The Metal Construction Association (MCA) is an industry organization in the US that was formed in 1984 with a focus on expanding the use of metal in construction through marketing, education and selective action on public policies that affect metal's use in building projects.

== History ==
The concept of the MCA began in March 1983 when members of the now-defunct Metal Building Component Manufacturers Association wanted to create a new, expanded association. MCA took shape later that year when seed money for the new organization was contributed by the companies American Building Components, Binkley Company, Corrugated Metal, Engineered Components, McElroy Metal, Metal Building Components Inc., Moncrief Lenoir and Omega Metal Building Products. The new organization was officially named the Metal Construction Association and its purpose was to promote the use of metal in all phases of construction and collectively oppose any legislation that deters its use.

That remains the essence of MCA's strategic focus - to grow the use of metal through marketing, education and selective action on public policies that affect metal's use in building projects.

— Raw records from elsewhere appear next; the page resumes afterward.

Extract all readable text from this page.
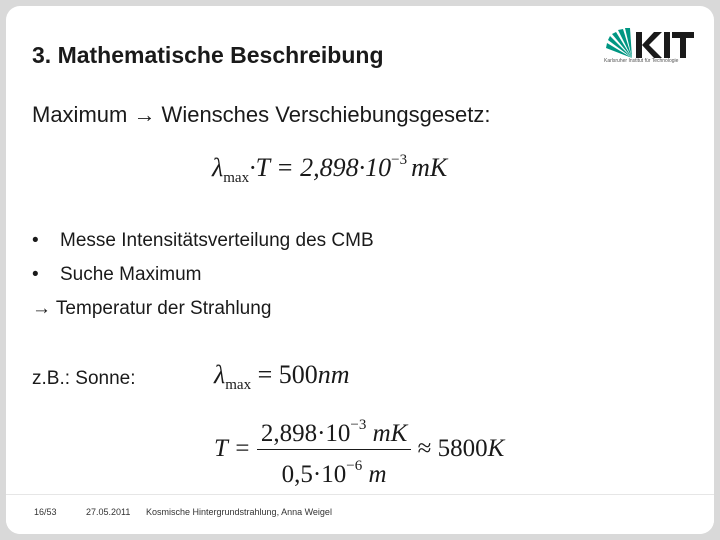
3. Mathematische Beschreibung	Karlsruher Institut für Technologie
Maximum → Wiensches Verschiebungsgesetz:
$\lambda_{max}\cdot T = 2,898\cdot 10^{-3}$ mK
• Messe Intensitätsverteilung des CMB
• Suche Maximum
→ Temperatur der Strahlung
z.B.: Sonne:	$\lambda_{max} = 500nm$
$T = \frac{2,898\cdot 10^{-3} mK}{0,5\cdot 10^{-6} m} \approx 5800K$
16/53	27.05.2011 Kosmische Hintergrundstrahlung, Anna Weigel
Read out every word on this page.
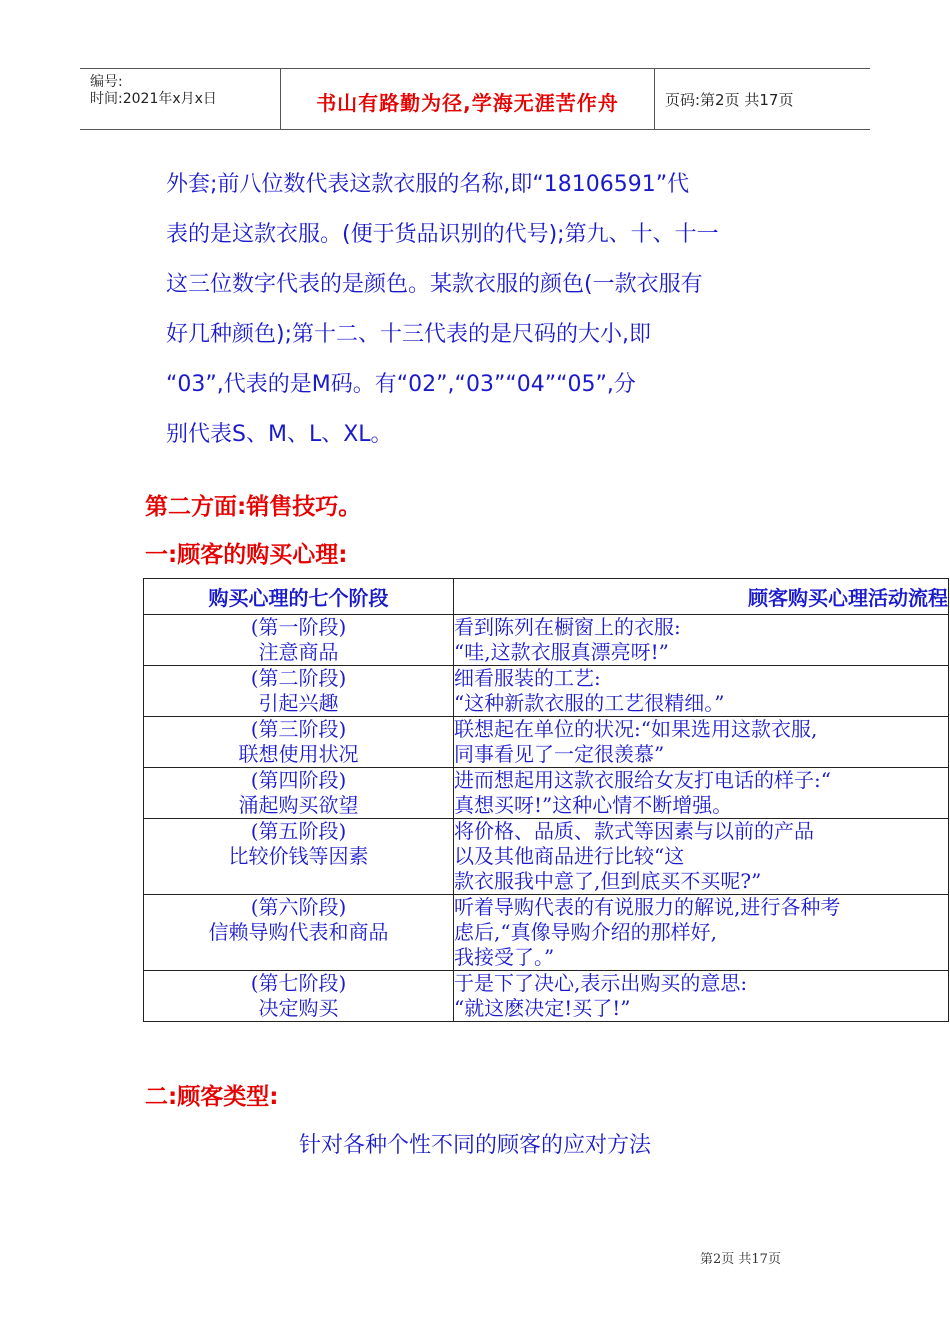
编号:
时间:2021年x月x日	书山有路勤为径,学海无涯苦作舟	页码:第2页 共17页

外套;前八位数代表这款衣服的名称,即“18106591”代

表的是这款衣服。(便于货品识别的代号);第九、十、十一

这三位数字代表的是颜色。某款衣服的颜色(一款衣服有

好几种颜色);第十二、十三代表的是尺码的大小,即

“03”,代表的是M码。有“02”,“03”“04”“05”,分

别代表S、M、L、XL。

第二方面:销售技巧。
一:顾客的购买心理:
购买心理的七个阶段	顾客购买心理活动流程

(第一阶段)
注意商品	看到陈列在橱窗上的衣服:
“哇,这款衣服真漂亮呀!”

(第二阶段)
引起兴趣	细看服装的工艺:
“这种新款衣服的工艺很精细。”

(第三阶段)
联想使用状况	联想起在单位的状况:“如果选用这款衣服,
同事看见了一定很羡慕”

(第四阶段)
涌起购买欲望	进而想起用这款衣服给女友打电话的样子:“
真想买呀!”这种心情不断增强。

(第五阶段)
比较价钱等因素	将价格、品质、款式等因素与以前的产品
以及其他商品进行比较“这
款衣服我中意了,但到底买不买呢?”

(第六阶段)
信赖导购代表和商品	听着导购代表的有说服力的解说,进行各种考
虑后,“真像导购介绍的那样好,
我接受了。”

(第七阶段)
决定购买	于是下了决心,表示出购买的意思:
“就这麽决定!买了!”
二:顾客类型:
针对各种个性不同的顾客的应对方法
第2页 共17页
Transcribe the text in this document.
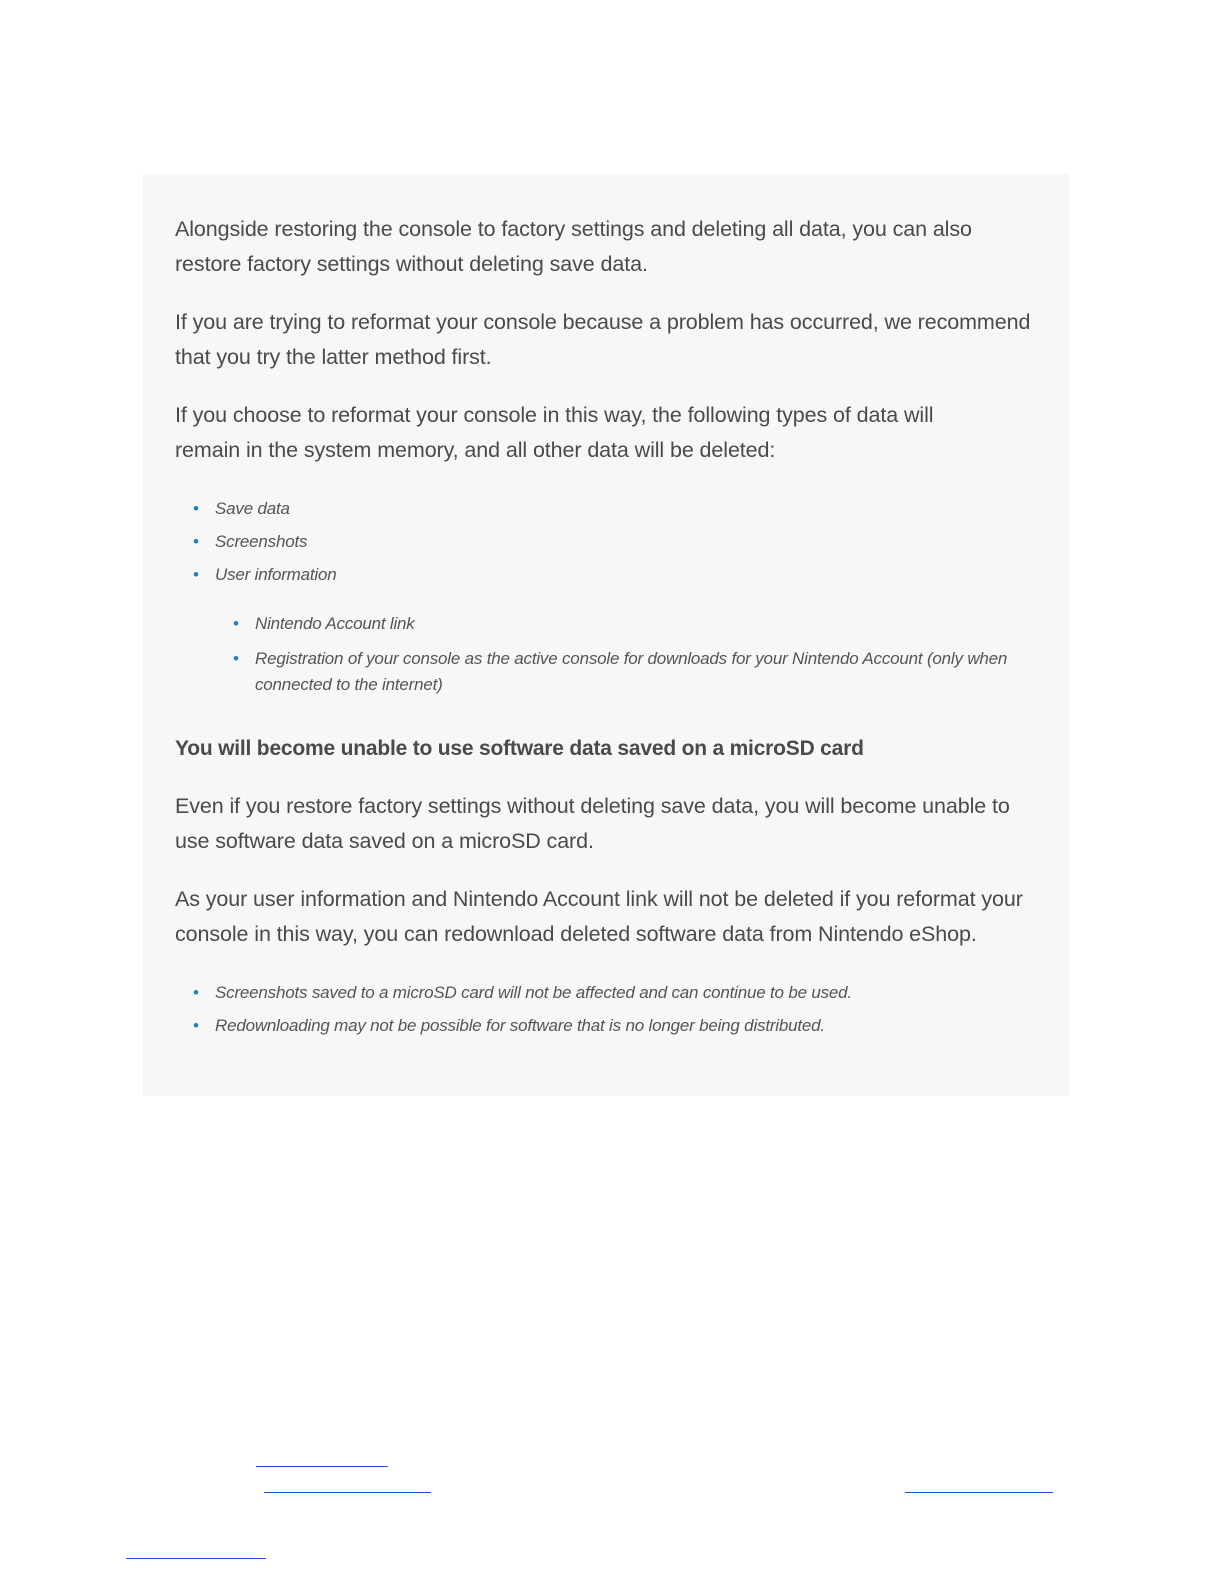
Alongside restoring the console to factory settings and deleting all data, you can also restore factory settings without deleting save data.

If you are trying to reformat your console because a problem has occurred, we recommend that you try the latter method first.

If you choose to reformat your console in this way, the following types of data will remain in the system memory, and all other data will be deleted:

• Save data
• Screenshots
• User information
• Nintendo Account link
• Registration of your console as the active console for downloads for your Nintendo Account (only when connected to the internet)
You will become unable to use software data saved on a microSD card

Even if you restore factory settings without deleting save data, you will become unable to use software data saved on a microSD card.

As your user information and Nintendo Account link will not be deleted if you reformat your console in this way, you can redownload deleted software data from Nintendo eShop.

• Screenshots saved to a microSD card will not be affected and can continue to be used.
• Redownloading may not be possible for software that is no longer being distributed.
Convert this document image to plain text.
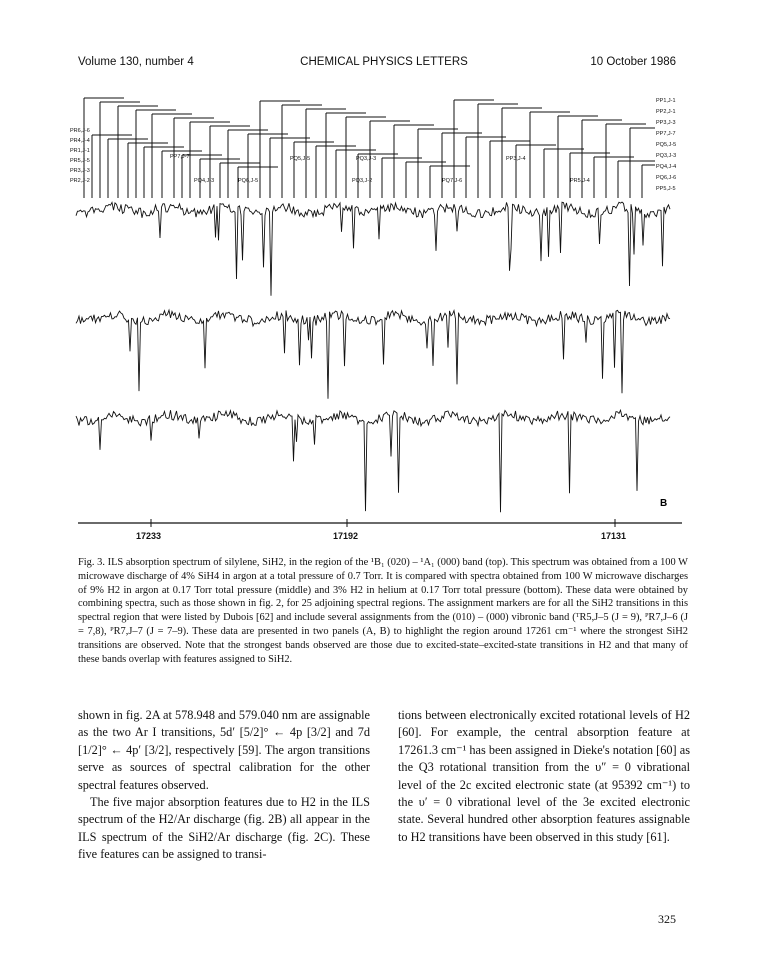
Volume 130, number 4	CHEMICAL PHYSICS LETTERS	10 October 1986
PR6,J-6
PR4,J-4
PR1,J-1
PR5,J-5
PR3,J-3
PR2,J-2
PP1,J-1
PP2,J-1
PP3,J-3
PP7,J-7
PQ5,J-5
PQ3,J-3
PQ4,J-4
PQ6,J-6
PP5,J-5
PP7,J-7	PQ5,J-5	PQ3,J-3
PQ4,J-3	PQ6,J-5	PQ3,J-2	PQ7,J-6	PR5,J-4
PP3,J-4
B
17233	17192	17131
Fig. 3. ILS absorption spectrum of silylene, SiH2, in the region of the ¹B₁ (020) – ¹A₁ (000) band (top). This spectrum was obtained from a 100 W microwave discharge of 4% SiH4 in argon at a total pressure of 0.7 Torr. It is compared with spectra obtained from 100 W microwave discharges of 9% H2 in argon at 0.17 Torr total pressure (middle) and 3% H2 in helium at 0.17 Torr total pressure (bottom). These data were obtained by combining spectra, such as those shown in fig. 2, for 25 adjoining spectral regions. The assignment markers are for all the SiH2 transitions in this spectral region that were listed by Dubois [62] and include several assignments from the (010) – (000) vibronic band (ᵀR5,J–5 (J = 9), ᴾR7,J–6 (J = 7,8), ᴾR7,J–7 (J = 7–9). These data are presented in two panels (A, B) to highlight the region around 17261 cm⁻¹ where the strongest SiH2 transitions are observed. Note that the strongest bands observed are those due to excited-state–excited-state transitions in H2 and that many of these bands overlap with features assigned to SiH2.

shown in fig. 2A at 578.948 and 579.040 nm are assignable as the two Ar I transitions, 5d′ [5/2]° ← 4p [3/2] and 7d [1/2]° ← 4p′ [3/2], respectively [59]. The argon transitions serve as sources of spectral calibration for the other spectral features observed.

The five major absorption features due to H2 in the ILS spectrum of the H2/Ar discharge (fig. 2B) all appear in the ILS spectrum of the SiH2/Ar discharge (fig. 2C). These five features can be assigned to transi-

tions between electronically excited rotational levels of H2 [60]. For example, the central absorption feature at 17261.3 cm⁻¹ has been assigned in Dieke's notation [60] as the Q3 rotational transition from the υ″ = 0 vibrational level of the 2c excited electronic state (at 95392 cm⁻¹) to the υ′ = 0 vibrational level of the 3e excited electronic state. Several hundred other absorption features assignable to H2 transitions have been observed in this study [61].

325
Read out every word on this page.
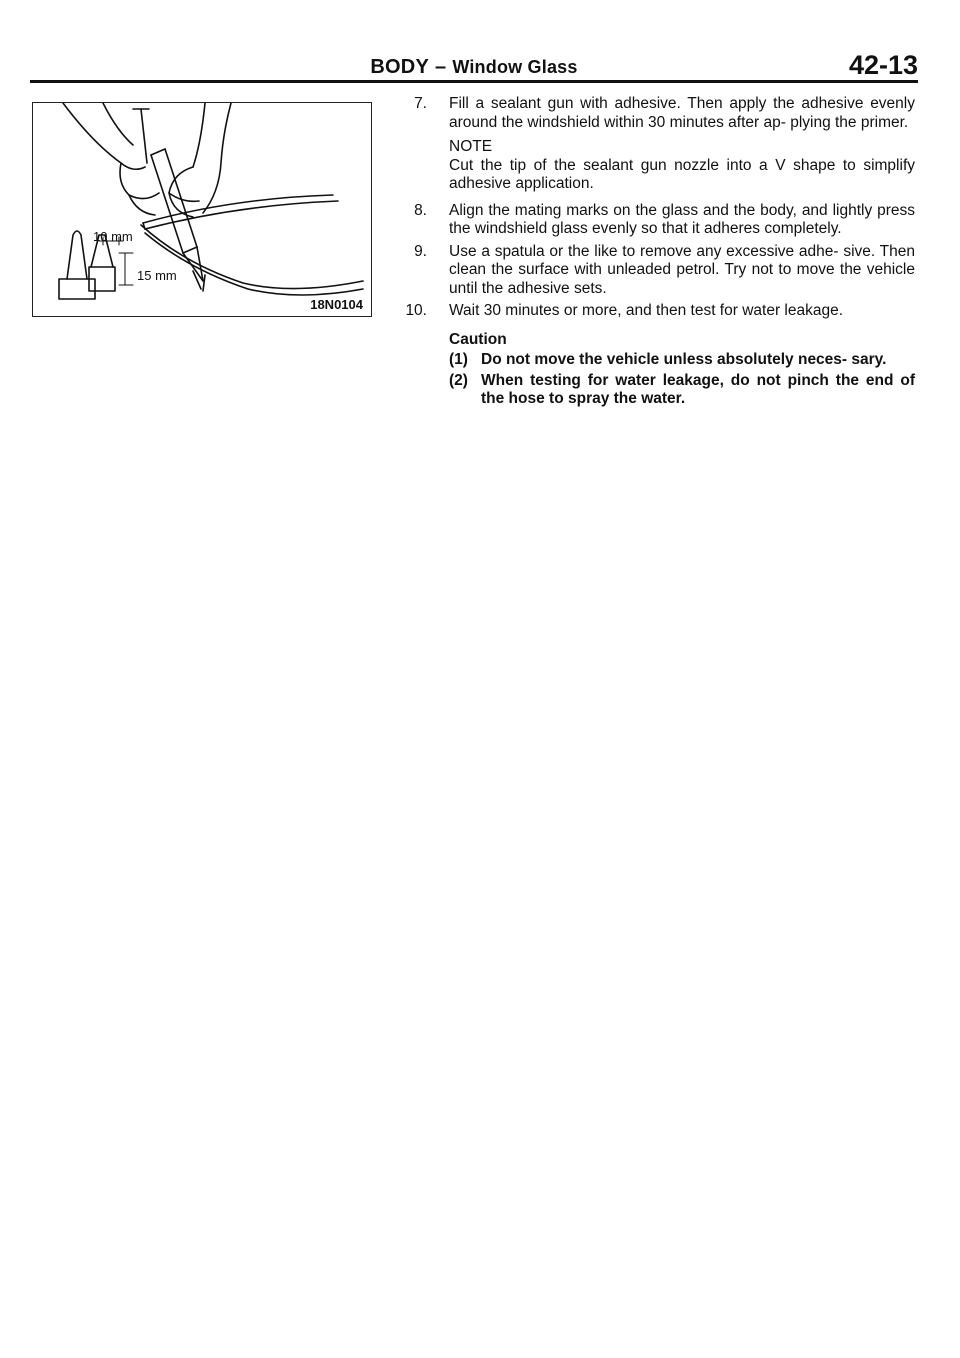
BODY – Window Glass	42-13
10 mm
15 mm
18N0104
7. Fill a sealant gun with adhesive. Then apply the adhesive evenly around the windshield within 30 minutes after ap- plying the primer.
NOTE
Cut the tip of the sealant gun nozzle into a V shape to simplify adhesive application.
8. Align the mating marks on the glass and the body, and lightly press the windshield glass evenly so that it adheres completely.
9. Use a spatula or the like to remove any excessive adhe- sive. Then clean the surface with unleaded petrol. Try not to move the vehicle until the adhesive sets.
10. Wait 30 minutes or more, and then test for water leakage.
Caution
(1) Do not move the vehicle unless absolutely neces- sary.
(2) When testing for water leakage, do not pinch the end of the hose to spray the water.
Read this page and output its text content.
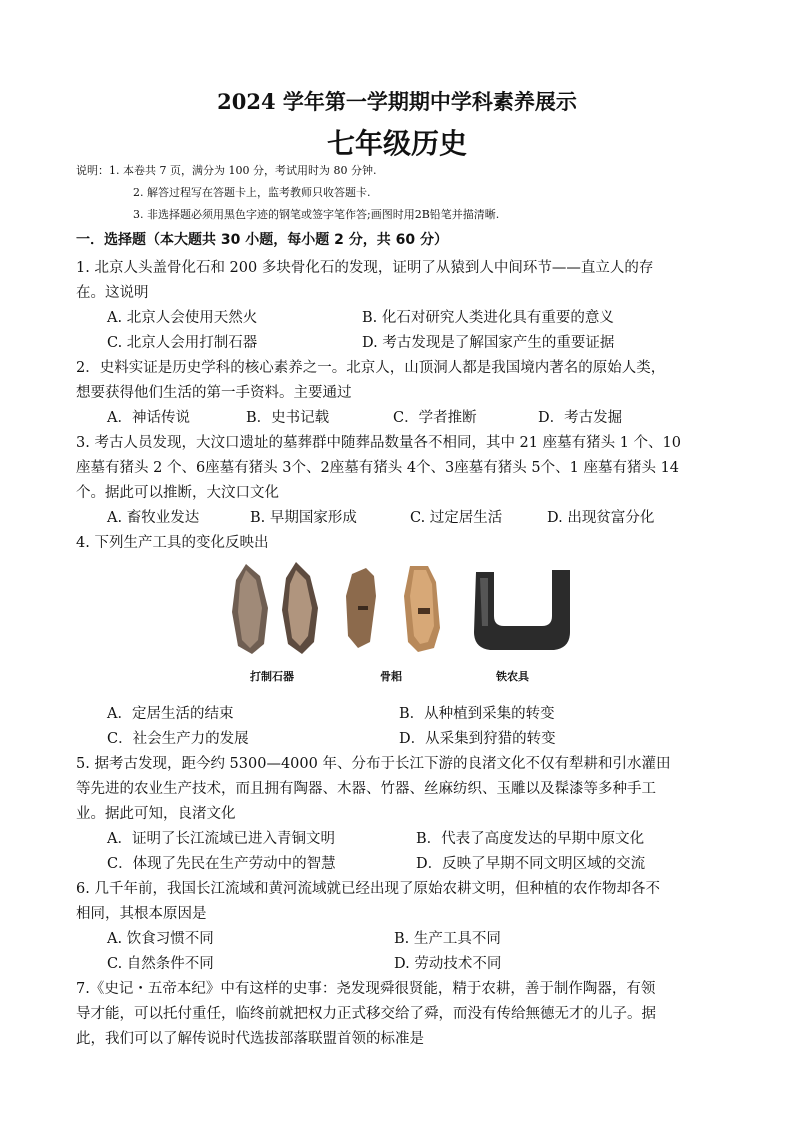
2024 学年第一学期期中学科素养展示
七年级历史
说明：1. 本卷共 7 页，满分为 100 分，考试用时为 80 分钟.
2. 解答过程写在答题卡上，监考教师只收答题卡.
3. 非选择题必须用黑色字迹的钢笔或签字笔作答;画图时用2B铅笔并描清晰.
一．选择题（本大题共 30 小题，每小题 2 分，共 60 分）
1. 北京人头盖骨化石和 200 多块骨化石的发现，证明了从猿到人中间环节——直立人的存
在。这说明
A. 北京人会使用天然火	B. 化石对研究人类进化具有重要的意义
C. 北京人会用打制石器	D. 考古发现是了解国家产生的重要证据
2．史料实证是历史学科的核心素养之一。北京人，山顶洞人都是我国境内著名的原始人类，
想要获得他们生活的第一手资料。主要通过
A．神话传说	B．史书记载	C．学者推断	D．考古发掘
3. 考古人员发现，大汶口遗址的墓葬群中随葬品数量各不相同，其中 21 座墓有猪头 1 个、10
座墓有猪头 2 个、6座墓有猪头 3个、2座墓有猪头 4个、3座墓有猪头 5个、1 座墓有猪头 14
个。据此可以推断，大汶口文化
A. 畜牧业发达	B. 早期国家形成	C. 过定居生活	D. 出现贫富分化
4. 下列生产工具的变化反映出
打制石器	骨耜	铁农具
A．定居生活的结束	B．从种植到采集的转变
C．社会生产力的发展	D．从采集到狩猎的转变
5. 据考古发现，距今约 5300—4000 年、分布于长江下游的良渚文化不仅有犁耕和引水灌田
等先进的农业生产技术，而且拥有陶器、木器、竹器、丝麻纺织、玉雕以及髹漆等多种手工
业。据此可知，良渚文化
A．证明了长江流域已进入青铜文明	B．代表了高度发达的早期中原文化
C．体现了先民在生产劳动中的智慧	D．反映了早期不同文明区域的交流
6. 几千年前，我国长江流域和黄河流域就已经出现了原始农耕文明，但种植的农作物却各不
相同，其根本原因是
A. 饮食习惯不同	B. 生产工具不同
C. 自然条件不同	D. 劳动技术不同
7.《史记・五帝本纪》中有这样的史事：尧发现舜很贤能，精于农耕，善于制作陶器，有领
导才能，可以托付重任，临终前就把权力正式移交给了舜，而没有传给無德无才的儿子。据
此，我们可以了解传说时代选拔部落联盟首领的标准是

In 1998, MCA helped to establish the Metal Roofing Alliance, a national marketing initiative that has helped to achieve MCA goals in the residential market. It is a separately run entity closely aligned with MCA activities. In 2002, MCA worked with the American Iron and Steel Institute and the Metal Building Manufacturers Association (among others) as part of the Steel Coalition. In 2004, MCA launched The Metal Initiative, a program that educates decision makers and influencers in the commercial building market.